You know, this really wasn't so much a "flatland" comp as it was a "bumpyland on a slight incline" comp, that gave plenty of people fits as far as pulling of their bangers. That being said, the riding was still pretty phenomenal.

I'm going to say that Mssr. Behnke is doing a can-can and leave it at that.

"Jo(h)n" ("Joe"? "Mike"? "Bjorn"?)
Dowker doing one of his crazy whiplash/tailwhip links. This kid really is
the modern day Chris Day. Except Canadian. And living in Athens, Ga.

See, he's got his feet as far away as possible on the bike.That's tricky
right there.

This dude is called "Frenchie," or "Herre Bike Number Two."
Here' he's hanging nothing, but I think he's really hanging on for dear
life.
I'm waiting for a flatlander to just come out on a unicycle, really.
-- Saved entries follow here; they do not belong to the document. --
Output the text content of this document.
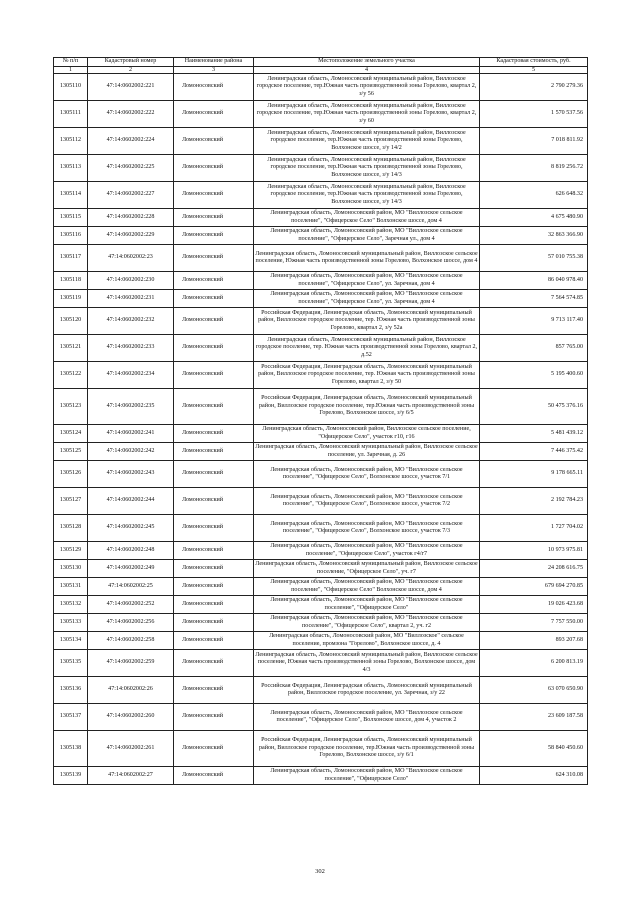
№ п/п	Кадастровый номер	Наименование района	Местоположение земельного участка	Кадастровая стоимость, руб.
1	2	3	4	5
1305110	47:14:0602002:221	Ломоносовский	Ленинградская область, Ломоносовский муниципальный район, Виллозское городское поселение, тер.Южная часть производственной зоны Горелово, квартал 2, з/у 56	2 790 279.36
1305111	47:14:0602002:222	Ломоносовский	Ленинградская область, Ломоносовский муниципальный район, Виллозское городское поселение, тер.Южная часть производственной зоны Горелово, квартал 2, з/у 60	1 570 537.56
1305112	47:14:0602002:224	Ломоносовский	Ленинградская область, Ломоносовский муниципальный район, Виллозское городское поселение, тер.Южная часть производственной зоны Горелово, Волхонское шоссе, з/у 14/2	7 018 811.92
1305113	47:14:0602002:225	Ломоносовский	Ленинградская область, Ломоносовский муниципальный район, Виллозское городское поселение, тер.Южная часть производственной зоны Горелово, Волхонское шоссе, з/у 14/3	8 819 256.72
1305114	47:14:0602002:227	Ломоносовский	Ленинградская область, Ломоносовский муниципальный район, Виллозское городское поселение, тер.Южная часть производственной зоны Горелово, Волхонское шоссе, з/у 14/3	626 648.32
1305115	47:14:0602002:228	Ломоносовский	Ленинградская область, Ломоносовский район, МО "Виллозское сельское поселение", "Офицерское Село" Волхонское шоссе, дом 4	4 675 480.90
1305116	47:14:0602002:229	Ломоносовский	Ленинградская область, Ломоносовский район, МО "Виллозское сельское поселение", "Офицерское Село", Заречная ул., дом 4	32 863 366.90
1305117	47:14:0602002:23	Ломоносовский	Ленинградская область, Ломоносовский муниципальный район, Виллозское сельское поселение, Южная часть производственной зоны Горелово, Волхонское шоссе, дом 4	57 010 755.38
1305118	47:14:0602002:230	Ломоносовский	Ленинградская область, Ломоносовский район, МО "Виллозское сельское поселение", "Офицерское Село", ул. Заречная, дом 4	86 040 978.40
1305119	47:14:0602002:231	Ломоносовский	Ленинградская область, Ломоносовский район, МО "Виллозское сельское поселение", "Офицерское Село", ул. Заречная, дом 4	7 564 574.85
1305120	47:14:0602002:232	Ломоносовский	Российская Федерация, Ленинградская область, Ломоносовский муниципальный район, Виллозское городское поселение, тер. Южная часть производственной зоны Горелово, квартал 2, з/у 52а	9 713 117.40
1305121	47:14:0602002:233	Ломоносовский	Ленинградская область, Ломоносовский муниципальный район, Виллозское городское поселение, тер. Южная часть производственной зоны Горелово, квартал 2, д.52	857 765.00
1305122	47:14:0602002:234	Ломоносовский	Российская Федерация, Ленинградская область, Ломоносовский муниципальный район, Виллозское городское поселение, тер. Южная часть производственной зоны Горелово, квартал 2, з/у 50	5 195 400.60
1305123	47:14:0602002:235	Ломоносовский	Российская Федерация, Ленинградская область, Ломоносовский муниципальный район, Виллозское городское поселение, тер.Южная часть производственной зоны Горелово, Волхонское шоссе, з/у 6/5	50 475 376.16
1305124	47:14:0602002:241	Ломоносовский	Ленинградская область, Ломоносовский район, Виллозское сельское поселение, "Офицерское Село", участок г10, г16	5 481 439.12
1305125	47:14:0602002:242	Ломоносовский	Ленинградская область, Ломоносовский муниципальный район, Виллозское сельское поселение, ул. Заречная, д. 26	7 446 375.42
1305126	47:14:0602002:243	Ломоносовский	Ленинградская область, Ломоносовский район, МО "Виллозское сельское поселение", "Офицерское Село", Волхонское шоссе, участок 7/1	9 178 665.11
1305127	47:14:0602002:244	Ломоносовский	Ленинградская область, Ломоносовский район, МО "Виллозское сельское поселение", "Офицерское Село", Волхонское шоссе, участок 7/2	2 192 784.23
1305128	47:14:0602002:245	Ломоносовский	Ленинградская область, Ломоносовский район, МО "Виллозское сельское поселение", "Офицерское Село", Волхонское шоссе, участок 7/3	1 727 704.02
1305129	47:14:0602002:248	Ломоносовский	Ленинградская область, Ломоносовский район, МО "Виллозское сельское поселение", "Офицерское Село", участок г4/г7	10 973 975.81
1305130	47:14:0602002:249	Ломоносовский	Ленинградская область, Ломоносовский муниципальный район, Виллозское сельское поселение, "Офицерское Село", уч. г7	24 208 616.75
1305131	47:14:0602002:25	Ломоносовский	Ленинградская область, Ломоносовский район, МО "Виллозское сельское поселение", "Офицерское Село" Волхонское шоссе, дом 4	679 694 270.85
1305132	47:14:0602002:252	Ломоносовский	Ленинградская область, Ломоносовский район, МО "Виллозское сельское поселение", "Офицерское Село"	19 026 423.68
1305133	47:14:0602002:256	Ломоносовский	Ленинградская область, Ломоносовский район, МО "Виллозское сельское поселение", "Офицерское Село", квартал 2, уч. г2	7 757 550.00
1305134	47:14:0602002:258	Ломоносовский	Ленинградская область, Ломоносовский район, МО "Виллозское" сельское поселение, промзона "Горелово", Волхонское шоссе, д. 4	893 207.68
1305135	47:14:0602002:259	Ломоносовский	Ленинградская область, Ломоносовский муниципальный район, Виллозское сельское поселение, Южная часть производственной зоны Горелово, Волхонское шоссе, дом 4/3	6 200 813.19
1305136	47:14:0602002:26	Ломоносовский	Российская Федерация, Ленинградская область, Ломоносовский муниципальный район, Виллозское городское поселение, ул. Заречная, з/у 22	63 070 650.90
1305137	47:14:0602002:260	Ломоносовский	Ленинградская область, Ломоносовский район, МО "Виллозское сельское поселение", "Офицерское Село", Волхонское шоссе, дом 4, участок 2	23 609 187.58
1305138	47:14:0602002:261	Ломоносовский	Российская Федерация, Ленинградская область, Ломоносовский муниципальный район, Виллозское городское поселение, тер.Южная часть производственной зоны Горелово, Волхонское шоссе, з/у 6/1	58 840 450.60
1305139	47:14:0602002:27	Ломоносовский	Ленинградская область, Ломоносовский район, МО "Виллозское сельское поселение", "Офицерское Село"	624 310.08
302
Still, a lot of tattoos. Seriously, couldn't somebody do a Miami Hop-Hop
or something?

What you don't see here is the part where he's constantly juggling the back
of the bike around his body. Or my jealousy over his dreads. Stupid bad
hair genes

You can really only use the Sultans of Swing joke once, which is a shame.
The Sultan of Flatland doing something crossleggedy

The longest, slowest hang nothing ever. Up hill, in the snow, both ways.

360 bunny hop by a flat rider, he won the am class too.
Did you know that flatlanders lose their powers if they're not exposed to a steady stream of breakbeats? It's true. DJ Metronome played it dangerous by dropping "Tom Sawyer" into the middle of the jam.
There was a lot more action, but anybody who shoots digital knows the frustration of hitting your camera's buffer limit while stuff's happening. There were points when I literally couldn't take pictures, even though something a-mazing was going down. Sorry kids, but if you cared that much you would've showed up.